Santo Agostinho (354-430), bispo de Hipona (Norte de África) e Doutor da Igreja
Sermões sobre o evangelho de João, n.° 27, § 10
«Não vos escolhi Eu a vós, os Doze? Contudo, um de vós é um diabo» (Jo 6,70). O Senhor devia dizer: «Escolhi onze de vós»; terá ele escolhido um demónio, haveria um demónio entre os eleitos? [...] Diremos nós que, ao escolher Judas, quis o Salvador cumprir através dele, contra sua vontade, sem que ele soubesse, uma obra tão grande e tão boa? Isto é próprio de Deus [...]: fazer que as más obras dos maus sirvam o bem [...]. O mau faz que todas as boas obras de Deus sirvam o mal; o homem de bem, ao contrário, faz que as más acções dos maus sirvam o bem. Haverá alguém tão bom quanto o Deus único? O próprio Senhor diz: «Ninguém é bom senão um só: Deus» (Mc 10,18) [...]

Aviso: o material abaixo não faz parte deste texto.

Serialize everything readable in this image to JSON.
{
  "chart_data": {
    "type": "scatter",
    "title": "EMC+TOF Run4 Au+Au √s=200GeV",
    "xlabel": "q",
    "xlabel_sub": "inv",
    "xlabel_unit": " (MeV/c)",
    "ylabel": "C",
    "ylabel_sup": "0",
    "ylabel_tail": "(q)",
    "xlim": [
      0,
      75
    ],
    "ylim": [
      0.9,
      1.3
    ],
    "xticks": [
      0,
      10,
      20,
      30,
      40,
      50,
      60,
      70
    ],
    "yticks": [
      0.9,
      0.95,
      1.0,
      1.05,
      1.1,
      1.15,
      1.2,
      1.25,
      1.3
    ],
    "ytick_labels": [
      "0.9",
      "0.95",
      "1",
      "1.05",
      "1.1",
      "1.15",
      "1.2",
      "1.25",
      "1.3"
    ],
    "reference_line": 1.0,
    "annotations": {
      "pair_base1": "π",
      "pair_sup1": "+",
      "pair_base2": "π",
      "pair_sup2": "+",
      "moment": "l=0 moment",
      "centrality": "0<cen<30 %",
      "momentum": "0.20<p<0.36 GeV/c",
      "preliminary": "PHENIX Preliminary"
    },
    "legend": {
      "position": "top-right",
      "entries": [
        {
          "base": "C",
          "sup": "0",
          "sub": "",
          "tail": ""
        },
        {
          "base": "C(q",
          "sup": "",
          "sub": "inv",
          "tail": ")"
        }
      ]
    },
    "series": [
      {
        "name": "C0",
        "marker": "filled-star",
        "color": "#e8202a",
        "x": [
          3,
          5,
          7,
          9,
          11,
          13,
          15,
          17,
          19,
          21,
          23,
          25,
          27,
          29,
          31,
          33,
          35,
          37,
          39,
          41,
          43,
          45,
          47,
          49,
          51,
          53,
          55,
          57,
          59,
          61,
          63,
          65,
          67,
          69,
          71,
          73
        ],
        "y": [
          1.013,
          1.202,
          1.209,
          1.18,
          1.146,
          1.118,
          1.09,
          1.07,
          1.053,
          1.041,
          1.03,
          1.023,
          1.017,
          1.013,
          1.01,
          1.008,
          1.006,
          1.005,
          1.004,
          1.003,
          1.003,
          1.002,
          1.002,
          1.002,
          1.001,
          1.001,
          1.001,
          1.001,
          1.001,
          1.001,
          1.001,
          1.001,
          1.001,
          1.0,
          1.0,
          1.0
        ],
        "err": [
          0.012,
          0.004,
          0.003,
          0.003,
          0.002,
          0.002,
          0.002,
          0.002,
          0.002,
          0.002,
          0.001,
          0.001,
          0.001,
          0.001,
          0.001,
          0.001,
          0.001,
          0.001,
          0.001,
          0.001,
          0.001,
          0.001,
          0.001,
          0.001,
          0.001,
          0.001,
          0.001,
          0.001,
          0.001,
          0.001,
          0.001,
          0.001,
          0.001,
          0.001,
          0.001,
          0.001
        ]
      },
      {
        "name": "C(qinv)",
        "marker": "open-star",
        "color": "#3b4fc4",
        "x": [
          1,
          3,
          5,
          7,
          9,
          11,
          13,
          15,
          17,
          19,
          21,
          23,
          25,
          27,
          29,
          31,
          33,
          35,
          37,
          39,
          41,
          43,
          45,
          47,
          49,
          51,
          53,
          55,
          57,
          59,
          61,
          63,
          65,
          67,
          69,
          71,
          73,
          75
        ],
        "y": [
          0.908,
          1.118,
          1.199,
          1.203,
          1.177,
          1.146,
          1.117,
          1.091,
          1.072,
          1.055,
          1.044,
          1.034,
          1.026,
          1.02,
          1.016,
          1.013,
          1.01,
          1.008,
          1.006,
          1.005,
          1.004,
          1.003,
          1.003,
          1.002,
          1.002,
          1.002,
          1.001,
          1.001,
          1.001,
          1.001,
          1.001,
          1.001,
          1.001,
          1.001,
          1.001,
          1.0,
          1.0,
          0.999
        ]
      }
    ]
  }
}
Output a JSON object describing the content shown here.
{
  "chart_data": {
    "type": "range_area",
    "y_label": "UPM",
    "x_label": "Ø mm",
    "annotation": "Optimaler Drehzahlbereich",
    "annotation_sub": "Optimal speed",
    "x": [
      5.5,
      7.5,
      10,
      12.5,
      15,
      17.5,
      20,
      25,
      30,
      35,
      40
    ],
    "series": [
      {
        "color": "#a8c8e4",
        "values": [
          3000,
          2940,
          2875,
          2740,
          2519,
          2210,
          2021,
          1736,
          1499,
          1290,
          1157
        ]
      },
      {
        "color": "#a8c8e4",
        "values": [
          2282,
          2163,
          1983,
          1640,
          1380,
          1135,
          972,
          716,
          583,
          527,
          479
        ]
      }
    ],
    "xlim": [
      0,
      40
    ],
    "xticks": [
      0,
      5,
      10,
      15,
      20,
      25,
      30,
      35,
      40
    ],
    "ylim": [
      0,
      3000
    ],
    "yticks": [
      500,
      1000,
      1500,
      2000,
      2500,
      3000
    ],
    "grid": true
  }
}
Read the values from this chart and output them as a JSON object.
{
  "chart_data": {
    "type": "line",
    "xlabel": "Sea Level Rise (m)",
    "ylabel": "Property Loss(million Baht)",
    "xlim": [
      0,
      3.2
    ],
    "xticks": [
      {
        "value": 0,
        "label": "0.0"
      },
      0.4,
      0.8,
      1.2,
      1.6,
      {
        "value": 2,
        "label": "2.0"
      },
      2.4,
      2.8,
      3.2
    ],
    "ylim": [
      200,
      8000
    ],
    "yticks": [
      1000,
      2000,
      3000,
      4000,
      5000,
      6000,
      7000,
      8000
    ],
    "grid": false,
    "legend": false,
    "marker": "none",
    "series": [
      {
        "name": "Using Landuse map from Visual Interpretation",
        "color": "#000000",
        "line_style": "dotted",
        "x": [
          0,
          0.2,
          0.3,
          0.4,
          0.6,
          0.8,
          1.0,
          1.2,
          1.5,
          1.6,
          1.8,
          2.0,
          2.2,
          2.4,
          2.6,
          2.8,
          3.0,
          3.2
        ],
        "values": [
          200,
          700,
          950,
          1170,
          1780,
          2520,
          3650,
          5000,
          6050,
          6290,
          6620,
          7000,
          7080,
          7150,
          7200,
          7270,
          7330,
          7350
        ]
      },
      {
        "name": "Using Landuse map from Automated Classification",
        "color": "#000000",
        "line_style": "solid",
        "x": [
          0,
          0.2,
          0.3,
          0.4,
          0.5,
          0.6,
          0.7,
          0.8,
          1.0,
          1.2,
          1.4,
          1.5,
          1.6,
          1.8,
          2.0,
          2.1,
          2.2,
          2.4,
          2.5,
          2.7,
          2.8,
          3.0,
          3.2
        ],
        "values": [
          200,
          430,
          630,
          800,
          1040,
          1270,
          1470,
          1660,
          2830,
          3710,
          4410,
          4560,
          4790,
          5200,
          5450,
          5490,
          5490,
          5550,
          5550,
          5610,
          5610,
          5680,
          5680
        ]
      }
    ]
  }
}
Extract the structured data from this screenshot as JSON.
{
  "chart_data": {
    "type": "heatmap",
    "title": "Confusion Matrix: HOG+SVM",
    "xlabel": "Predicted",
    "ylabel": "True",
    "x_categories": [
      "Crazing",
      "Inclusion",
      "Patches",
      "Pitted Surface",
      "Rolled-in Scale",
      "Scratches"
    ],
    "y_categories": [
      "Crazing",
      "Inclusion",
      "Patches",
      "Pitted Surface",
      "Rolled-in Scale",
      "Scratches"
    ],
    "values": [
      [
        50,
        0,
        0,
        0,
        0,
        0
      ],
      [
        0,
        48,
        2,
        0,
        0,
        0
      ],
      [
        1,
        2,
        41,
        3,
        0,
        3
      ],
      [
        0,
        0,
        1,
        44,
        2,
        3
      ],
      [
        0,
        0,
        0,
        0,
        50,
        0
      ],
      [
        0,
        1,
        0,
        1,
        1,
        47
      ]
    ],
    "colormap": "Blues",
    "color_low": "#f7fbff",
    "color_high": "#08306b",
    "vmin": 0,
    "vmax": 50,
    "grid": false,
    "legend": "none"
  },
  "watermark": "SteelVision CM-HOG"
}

Haverá quem seja pior do que Judas? De entre os discípulos do Mestre, de entre os Doze, foi ele o escolhido para guardar a bolsa e prover aos pobres (Jo 13,29). Mas depois de tal dom, é ele quem recebe dinheiro para entregar Aquele que é a Vida (Mt 26,15); perseguiu como inimigo Aquele a Quem tinha seguido como discípulo [...]. Mas o Senhor fez que tão grande crime servisse o bem. Aceitou ser traído para nos resgatar: eis como o crime de Judas se transmuta em bem.
Quantos mártires terá Satanás perseguido? Mas, se não o tivesse feito, não celebraríamos hoje o triunfo daqueles [...]. O mau não pode contrariar a bondade de Deus. Ainda que Satanás seja um artesão do mal, o supremo Artesão não permitiria a existência do mal se não soubesse servir-Se dele para que tudo concorra para o bem.